The Flan-T5-small line dips on the final point because the same compressed checkpoint was rescored on the new harder label-copy validation set. I did not tune Flan further there because tiny had become the better browser candidate.

The shape matters:

More count examples alone helped Flan-T5-small, but hurt tiny.
Compressed DSL fixed the long-output problem for both models.
The final tiny gap was not counting anymore. It was label copying.

The Model Comparison

Early model comparison was useful, but only after the target was made reasonable.

With line-by-line DSL, google/flan-t5-small was the best local candidate, but the best score was only 13/39. The efficient-family models were smaller, but still weak. Tiny reached 10/39 in the early setup. That was not enough to ship.

After compressed DSL, the comparison changed . The chart that mattered was not accuracy alone; it was accuracy against model footprint.

Performance and checkpoint size comparison for Flan-T5-small and T5-Efficient-tiny

Flan-T5-small hit 117/117 on the compressed validation set. google/t5-efficient-tiny hit 116/117.

That changed the decision.

Locally, the Flan checkpoint was about 76.96M parameters and 296 MB. The tiny checkpoint was about 15.57M parameters and 62 MB.

Tiny was one validation row worse, but roughly 4.8x smaller on disk. Fixing the one tiny failure mode made more sense than switching to the larger perfect model.

The Last Failure

The remaining tiny failure was explicit label copying.

The model handled compressed count syntax, but when the input looked like:

30 seconds plank, 45 seconds squats, 1 minute rest

it produced a generic timer command instead of preserving labels:

30s: Timer
END

That made sense after looking at the dataset. The original explicit-sequence category had only five examples. Tiny had learned the dominant compressed workout patterns, but it had not learned that arbitrary exercise names should be copied.

The fix was targeted:

add explicit label-copy examples,
keep validation fixed,
add train-only hint rows for the stubborn residual patterns,
oversample explicit-label-copy and explicit-sequence,
continue from the existing tiny checkpoint at a lower learning rate.

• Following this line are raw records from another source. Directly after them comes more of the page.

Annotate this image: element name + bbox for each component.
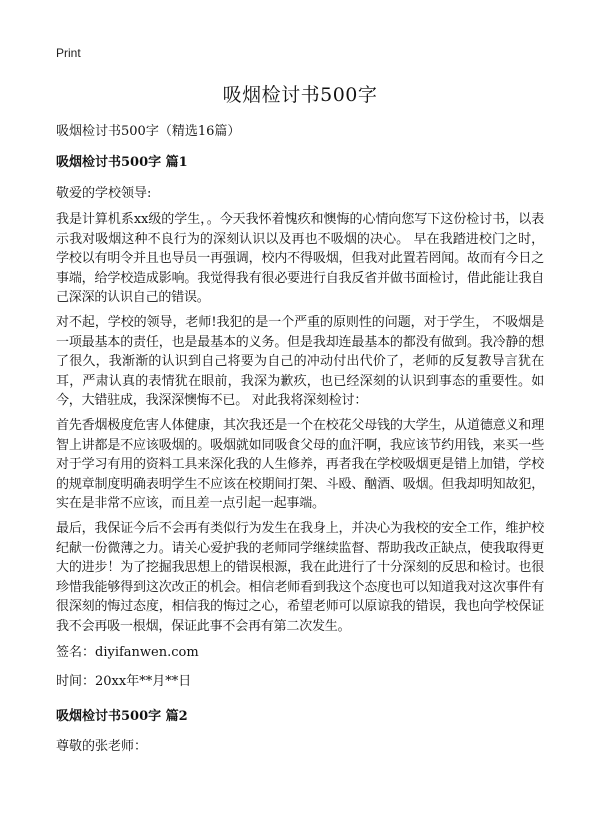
time-line: 时间：20xx年**月**日 — [56, 674, 192, 689]
paragraph-4: 最后，我保证今后不会再有类似行为发生在我身上，并决心为我校的安全工作，维护校纪献一份微薄之力。请关心爱护我的老师同学继续监督、帮助我改正缺点，使我取得更大的进步！为了挖掘我思想上的错误根源，我在此进行了十分深刻的反思和检讨。也很珍惜我能够得到这次改正的机会。相信老师看到我这个态度也可以知道我对这次事件有很深刻的悔过态度，相信我的悔过之心，希望老师可以原谅我的错误，我也向学校保证我不会再吸一根烟，保证此事不会再有第二次发生。 — [56, 521, 544, 634]
greeting-1: 敬爱的学校领导: — [56, 186, 152, 201]
document-subtitle: 吸烟检讨书500字（精选16篇） — [56, 124, 241, 139]
greeting-2: 尊敬的张老师： — [56, 739, 148, 754]
section-heading-2: 吸烟检讨书500字 篇2 — [56, 709, 188, 724]
print-label: Print — [56, 46, 81, 60]
section-heading-1: 吸烟检讨书500字 篇1 — [56, 155, 188, 170]
paragraph-2: 对不起，学校的领导，老师!我犯的是一个严重的原则性的问题，对于学生， 不吸烟是一项最基本的责任，也是最基本的义务。但是我却连最基本的都没有做到。我冷静的想了很久，我渐渐的认识到自己将要为自己的冲动付出代价了，老师的反复教导言犹在耳，严肃认真的表情犹在眼前，我深为歉疚，也已经深刻的认识到事态的重要性。如今，大错驻成，我深深懊悔不已。 对此我将深刻检讨： — [56, 315, 544, 409]
signature-line: 签名：diyifanwen.com — [56, 645, 199, 660]
page-title: 吸烟检讨书500字 — [222, 84, 378, 106]
paragraph-1: 我是计算机系xx级的学生，。今天我怀着愧疚和懊悔的心情向您写下这份检讨书，以表示我对吸烟这种不良行为的深刻认识以及再也不吸烟的决心。 早在我踏进校门之时，学校以有明令并且也导员一再强调，校内不得吸烟，但我对此置若罔闻。故而有今日之事端，给学校造成影响。我觉得我有很必要进行自我反省并做书面检讨，借此能让我自己深深的认识自己的错误。 — [56, 212, 544, 306]
paragraph-3: 首先香烟极度危害人体健康，其次我还是一个在校花父母钱的大学生，从道德意义和理智上讲都是不应该吸烟的。吸烟就如同吸食父母的血汗啊，我应该节约用钱，来买一些对于学习有用的资料工具来深化我的人生修养，再者我在学校吸烟更是错上加错，学校的规章制度明确表明学生不应该在校期间打架、斗殴、酗酒、吸烟。但我却明知故犯，实在是非常不应该，而且差一点引起一起事端。 — [56, 418, 544, 512]
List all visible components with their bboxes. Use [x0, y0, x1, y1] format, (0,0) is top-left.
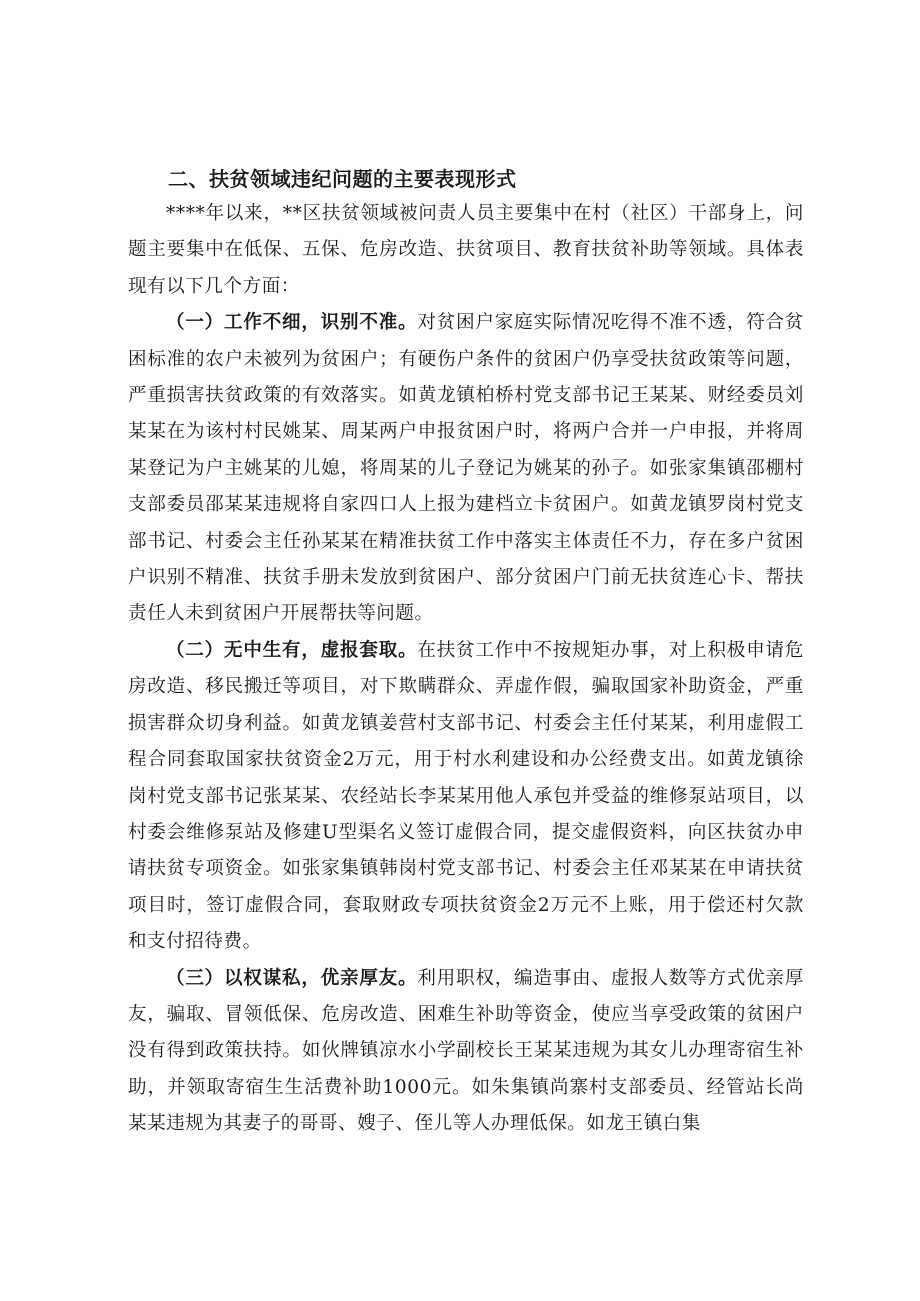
item-lead-2: （二）无中生有，虚报套取。 — [166, 639, 418, 661]
item-lead-1: （一）工作不细，识别不准。 — [166, 312, 418, 334]
item-paragraph-2 — [128, 633, 804, 961]
intro-paragraph: ****年以来，**区扶贫领域被问责人员主要集中在村（社区）干部身上，问题主要集中在低保、五保、危房改造、扶贫项目、教育扶贫补助等领域。具体表现有以下几个方面： — [128, 203, 804, 297]
item-paragraph-3 — [128, 961, 804, 1143]
item-lead-3: （三）以权谋私，优亲厚友。 — [166, 967, 418, 989]
item-body-2: 在扶贫工作中不按规矩办事，对上积极申请危房改造、移民搬迁等项目，对下欺瞒群众、弄虚作假，骗取国家补助资金，严重损害群众切身利益。如黄龙镇姜营村支部书记、村委会主任付某某，利用虚假工程合同套取国家扶贫资金2万元，用于村水利建设和办公经费支出。如黄龙镇徐岗村党支部书记张某某、农经站长李某某用他人承包并受益的维修泵站项目，以村委会维修泵站及修建U型渠名义签订虚假合同，提交虚假资料，向区扶贫办申请扶贫专项资金。如张家集镇韩岗村党支部书记、村委会主任邓某某在申请扶贫项目时，签订虚假合同，套取财政专项扶贫资金2万元不上账，用于偿还村欠款和支付招待费。 — [128, 639, 804, 953]
item-body-1: 对贫困户家庭实际情况吃得不准不透，符合贫困标准的农户未被列为贫困户；有硬伤户条件的贫困户仍享受扶贫政策等问题，严重损害扶贫政策的有效落实。如黄龙镇柏桥村党支部书记王某某、财经委员刘某某在为该村村民姚某、周某两户申报贫困户时，将两户合并一户申报，并将周某登记为户主姚某的儿媳，将周某的儿子登记为姚某的孙子。如张家集镇邵棚村支部委员邵某某违规将自家四口人上报为建档立卡贫困户。如黄龙镇罗岗村党支部书记、村委会主任孙某某在精准扶贫工作中落实主体责任不力，存在多户贫困户识别不精准、扶贫手册未发放到贫困户、部分贫困户门前无扶贫连心卡、帮扶责任人未到贫困户开展帮扶等问题。 — [128, 312, 804, 625]
item-body-3: 利用职权，编造事由、虚报人数等方式优亲厚友，骗取、冒领低保、危房改造、困难生补助等资金，使应当享受政策的贫困户没有得到政策扶持。如伙牌镇凉水小学副校长王某某违规为其女儿办理寄宿生补助，并领取寄宿生生活费补助1000元。如朱集镇尚寨村支部委员、经管站长尚某某违规为其妻子的哥哥、嫂子、侄儿等人办理低保。如龙王镇白集 — [128, 967, 804, 1135]
item-paragraph-1 — [128, 305, 804, 633]
section-heading: 二、扶贫领域违纪问题的主要表现形式 — [168, 167, 517, 191]
document-body — [128, 162, 804, 1143]
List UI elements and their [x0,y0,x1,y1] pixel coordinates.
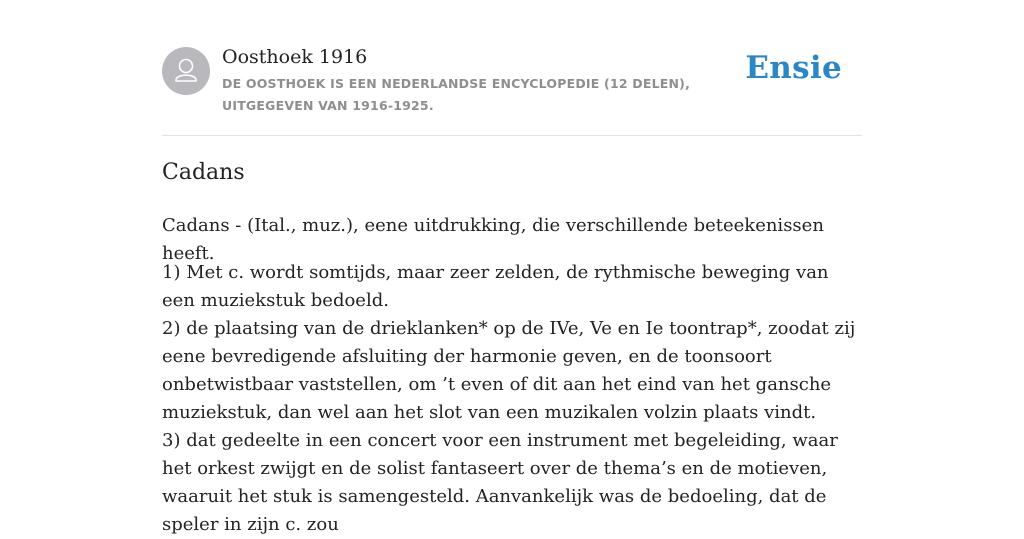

The final dataset had 685 train rows and 139 validation rows. The label-copy slice added 98 train examples and 22 validation examples, plus train-only hints.

The final tiny checkpoint reached:

139/139 strict exact on the augmented validation set,
139/139 semantic exact,
39/39 strict exact on the original validation set,
22/22 on the explicit label-copy validation category.

The fix was targeted: add the data that represents the skill the model is missing, and weight it enough that a tiny model cannot ignore it.

The Parser Became The Product Boundary

One important engineering change came out of the training work: the DSL parser could not stay as a training-only helper.

If the model is trained to emit:

5alt 45s: Rest | 45s: Work

then the app must understand exactly that grammar.

So the parser became a shared module used by:

human timer shorthand input,
fallback planning,
dataset generation,
dataset validation,
JavaScript evaluation,
Python seq2seq benchmark scoring.

The Python benchmark now batch-calls the shared JavaScript parser instead of keeping a separate parser copy. That matters because training numbers are meaningless if evaluation accepts syntax the app cannot execute.

What I Would Keep

I would keep this structure for any narrow natural-language-to-action model:

Choose a compact output language.
Make the output language deterministic to parse.
Train the model to emit that language, not the final application JSON.
Evaluate by executing/parsing the output and comparing real semantics.
Add data by failure category, not by vague volume.
Compare models only after the target is fair.

For this timer app, the compressed DSL was the actual breakthrough. Model size mattered after that, but before that the models were being punished for an output format that made counting harder than it needed to be.